Russia wants Internet users to show IDs before using public Wi-Fi hotspots in order to curb terrorism.

Russia is changing the way people use internet in the country. In a recent round of preventive measures taken by Prime Minister Dmitry Medvedev, a new law requires Russians to identify themselves before logging on to public Wi-Fi hotspots. The decree was signed by Medvedev on July 31 but was publicly announced Friday, according to Reuters.

The new legislation also requires companies to identify all users. The new decree has upset a lot of people with mixed reactions coming in. The latest in the series of new laws signed by the Russian government is seen as a way to curb dissent in the country.

In order to access a public Wi-Fi hotspot, users must register their mobile numbers and then a code is sent to help them log-in to the network. The mobile numbers are linked to users' IDs, which require users to register their info with the government.

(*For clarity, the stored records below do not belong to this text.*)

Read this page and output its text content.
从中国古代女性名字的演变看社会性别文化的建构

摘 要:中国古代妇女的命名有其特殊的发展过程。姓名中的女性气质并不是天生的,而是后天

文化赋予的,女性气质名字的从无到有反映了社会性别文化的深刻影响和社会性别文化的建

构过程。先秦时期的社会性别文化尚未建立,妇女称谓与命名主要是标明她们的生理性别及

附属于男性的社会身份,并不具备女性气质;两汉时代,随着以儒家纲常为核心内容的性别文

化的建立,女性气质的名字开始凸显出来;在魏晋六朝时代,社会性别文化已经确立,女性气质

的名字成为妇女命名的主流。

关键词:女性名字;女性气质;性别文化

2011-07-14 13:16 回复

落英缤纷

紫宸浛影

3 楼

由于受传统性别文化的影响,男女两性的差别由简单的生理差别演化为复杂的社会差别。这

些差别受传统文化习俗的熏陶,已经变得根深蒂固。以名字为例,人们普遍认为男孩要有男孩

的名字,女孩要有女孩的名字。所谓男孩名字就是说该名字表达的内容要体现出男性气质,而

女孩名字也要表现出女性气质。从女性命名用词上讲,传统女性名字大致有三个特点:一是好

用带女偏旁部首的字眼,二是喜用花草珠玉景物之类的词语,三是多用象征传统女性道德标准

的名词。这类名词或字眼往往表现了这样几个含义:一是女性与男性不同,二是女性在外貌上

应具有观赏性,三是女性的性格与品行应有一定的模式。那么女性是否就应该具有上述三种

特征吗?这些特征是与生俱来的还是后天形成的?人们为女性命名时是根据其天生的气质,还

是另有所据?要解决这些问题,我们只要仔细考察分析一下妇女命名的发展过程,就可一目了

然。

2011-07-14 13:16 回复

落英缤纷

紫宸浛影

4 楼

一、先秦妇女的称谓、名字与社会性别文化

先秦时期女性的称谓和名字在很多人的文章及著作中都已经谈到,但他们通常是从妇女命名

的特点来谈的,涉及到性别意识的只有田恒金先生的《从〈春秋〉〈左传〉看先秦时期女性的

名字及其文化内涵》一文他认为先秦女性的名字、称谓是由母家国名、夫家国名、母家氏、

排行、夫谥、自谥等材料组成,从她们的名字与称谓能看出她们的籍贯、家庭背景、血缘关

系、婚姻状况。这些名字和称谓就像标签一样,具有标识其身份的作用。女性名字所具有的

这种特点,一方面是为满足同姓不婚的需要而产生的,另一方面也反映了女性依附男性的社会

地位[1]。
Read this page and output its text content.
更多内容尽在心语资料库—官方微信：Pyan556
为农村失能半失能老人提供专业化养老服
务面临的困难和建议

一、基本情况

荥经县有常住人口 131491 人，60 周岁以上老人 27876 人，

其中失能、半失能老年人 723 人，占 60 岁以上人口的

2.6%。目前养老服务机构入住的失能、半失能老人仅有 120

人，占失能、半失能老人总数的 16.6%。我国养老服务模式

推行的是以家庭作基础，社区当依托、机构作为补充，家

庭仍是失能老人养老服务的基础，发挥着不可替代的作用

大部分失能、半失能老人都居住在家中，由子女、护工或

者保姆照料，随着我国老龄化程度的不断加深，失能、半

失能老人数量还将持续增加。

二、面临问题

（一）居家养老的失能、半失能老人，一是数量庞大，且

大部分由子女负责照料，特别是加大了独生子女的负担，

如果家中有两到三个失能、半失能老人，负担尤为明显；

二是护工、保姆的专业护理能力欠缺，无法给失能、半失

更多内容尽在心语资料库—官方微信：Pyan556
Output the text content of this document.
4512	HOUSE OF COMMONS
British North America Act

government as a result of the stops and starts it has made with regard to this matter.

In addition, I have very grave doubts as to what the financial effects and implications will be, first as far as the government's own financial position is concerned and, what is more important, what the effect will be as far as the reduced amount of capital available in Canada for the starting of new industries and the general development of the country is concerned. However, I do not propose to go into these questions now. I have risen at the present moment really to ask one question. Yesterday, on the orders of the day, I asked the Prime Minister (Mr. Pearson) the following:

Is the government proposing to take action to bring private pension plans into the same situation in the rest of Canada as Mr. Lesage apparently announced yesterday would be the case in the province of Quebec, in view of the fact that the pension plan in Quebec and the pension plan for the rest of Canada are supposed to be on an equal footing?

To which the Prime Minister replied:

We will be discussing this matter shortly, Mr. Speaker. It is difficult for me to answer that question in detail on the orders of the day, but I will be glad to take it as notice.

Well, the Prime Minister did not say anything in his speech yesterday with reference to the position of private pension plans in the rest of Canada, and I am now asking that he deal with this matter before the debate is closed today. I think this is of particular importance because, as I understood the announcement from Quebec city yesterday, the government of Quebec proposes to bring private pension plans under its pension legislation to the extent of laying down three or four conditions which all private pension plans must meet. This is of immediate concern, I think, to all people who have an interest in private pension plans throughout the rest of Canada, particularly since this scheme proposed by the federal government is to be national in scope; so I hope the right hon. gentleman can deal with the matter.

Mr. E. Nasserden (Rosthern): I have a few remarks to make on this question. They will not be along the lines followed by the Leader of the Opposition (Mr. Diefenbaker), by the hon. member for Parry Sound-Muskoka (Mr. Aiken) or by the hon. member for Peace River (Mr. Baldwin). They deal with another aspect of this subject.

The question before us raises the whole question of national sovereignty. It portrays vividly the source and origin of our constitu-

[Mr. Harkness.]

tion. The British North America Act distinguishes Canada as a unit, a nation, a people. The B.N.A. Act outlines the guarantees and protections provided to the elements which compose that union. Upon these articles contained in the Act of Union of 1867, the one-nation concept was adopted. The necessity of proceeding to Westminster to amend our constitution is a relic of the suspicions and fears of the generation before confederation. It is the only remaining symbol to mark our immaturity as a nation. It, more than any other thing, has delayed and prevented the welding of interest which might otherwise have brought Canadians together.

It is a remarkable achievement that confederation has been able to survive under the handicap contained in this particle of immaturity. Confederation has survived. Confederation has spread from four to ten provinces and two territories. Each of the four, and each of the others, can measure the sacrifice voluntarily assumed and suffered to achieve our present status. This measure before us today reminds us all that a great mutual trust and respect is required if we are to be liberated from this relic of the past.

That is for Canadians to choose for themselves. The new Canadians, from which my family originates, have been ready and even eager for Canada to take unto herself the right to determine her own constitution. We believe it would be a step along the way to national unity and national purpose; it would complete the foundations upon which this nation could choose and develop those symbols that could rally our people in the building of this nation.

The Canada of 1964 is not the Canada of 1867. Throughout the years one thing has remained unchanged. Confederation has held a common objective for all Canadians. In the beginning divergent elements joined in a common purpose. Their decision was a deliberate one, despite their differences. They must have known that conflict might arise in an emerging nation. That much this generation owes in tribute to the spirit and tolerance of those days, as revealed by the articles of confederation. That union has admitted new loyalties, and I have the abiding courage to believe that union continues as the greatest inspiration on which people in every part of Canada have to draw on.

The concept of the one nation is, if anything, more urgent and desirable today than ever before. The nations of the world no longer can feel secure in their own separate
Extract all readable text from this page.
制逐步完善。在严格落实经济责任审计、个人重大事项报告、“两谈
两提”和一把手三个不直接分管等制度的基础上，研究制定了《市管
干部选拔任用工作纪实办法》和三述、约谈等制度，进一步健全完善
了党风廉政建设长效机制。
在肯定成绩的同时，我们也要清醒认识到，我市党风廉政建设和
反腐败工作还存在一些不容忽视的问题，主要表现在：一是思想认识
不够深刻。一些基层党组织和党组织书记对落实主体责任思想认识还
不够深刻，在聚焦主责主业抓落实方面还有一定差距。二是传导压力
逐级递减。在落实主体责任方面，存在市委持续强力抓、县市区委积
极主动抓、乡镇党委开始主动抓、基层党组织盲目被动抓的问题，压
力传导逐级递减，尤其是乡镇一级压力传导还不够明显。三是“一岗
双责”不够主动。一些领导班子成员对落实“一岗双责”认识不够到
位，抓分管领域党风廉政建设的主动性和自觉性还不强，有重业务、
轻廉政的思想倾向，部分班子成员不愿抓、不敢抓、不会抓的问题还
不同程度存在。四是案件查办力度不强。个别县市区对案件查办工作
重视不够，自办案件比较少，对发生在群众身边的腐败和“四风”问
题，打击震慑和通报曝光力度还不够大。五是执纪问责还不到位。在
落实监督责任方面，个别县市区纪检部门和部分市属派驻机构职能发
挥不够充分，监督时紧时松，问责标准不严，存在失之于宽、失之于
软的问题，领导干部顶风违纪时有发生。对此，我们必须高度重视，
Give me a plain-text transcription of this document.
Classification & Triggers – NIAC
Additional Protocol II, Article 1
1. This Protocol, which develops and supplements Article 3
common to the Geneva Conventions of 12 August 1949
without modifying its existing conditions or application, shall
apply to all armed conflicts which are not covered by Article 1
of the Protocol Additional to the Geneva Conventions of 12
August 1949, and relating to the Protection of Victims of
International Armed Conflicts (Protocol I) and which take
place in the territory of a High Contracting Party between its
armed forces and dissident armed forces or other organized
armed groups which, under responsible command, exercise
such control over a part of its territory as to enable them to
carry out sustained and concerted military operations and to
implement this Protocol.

The new legislation appears to have caught several people off-guard. "It was unexpected, signed in such a short time and without consulting us," Sergei Plugotarenko, head of the Russian Electronic Communications Association, told Reuters. "We will hope that this restrictive tendency stops at some point because soon won't there be anything left to ban."

But the government officials see it as a way to fight extremism and terrorism in the country. The internet has been a subject of scrutiny and has attracted various laws to control its open use. In April, Russian president Vladimir Putin declared internet as a CIA project and also blocked access to the websites of two of its rivals this year.

The new law comes shortly after Russia ordered a ban on all imports of food items from the United States and EU, due to the rising differences between the two powerful countries, AP reported.  

Russia also plans to take another extreme step to prevent illegal activities through digital access. Starting 2016, websites accessible by the Russian citizens are required to keep data stored on servers located within the country.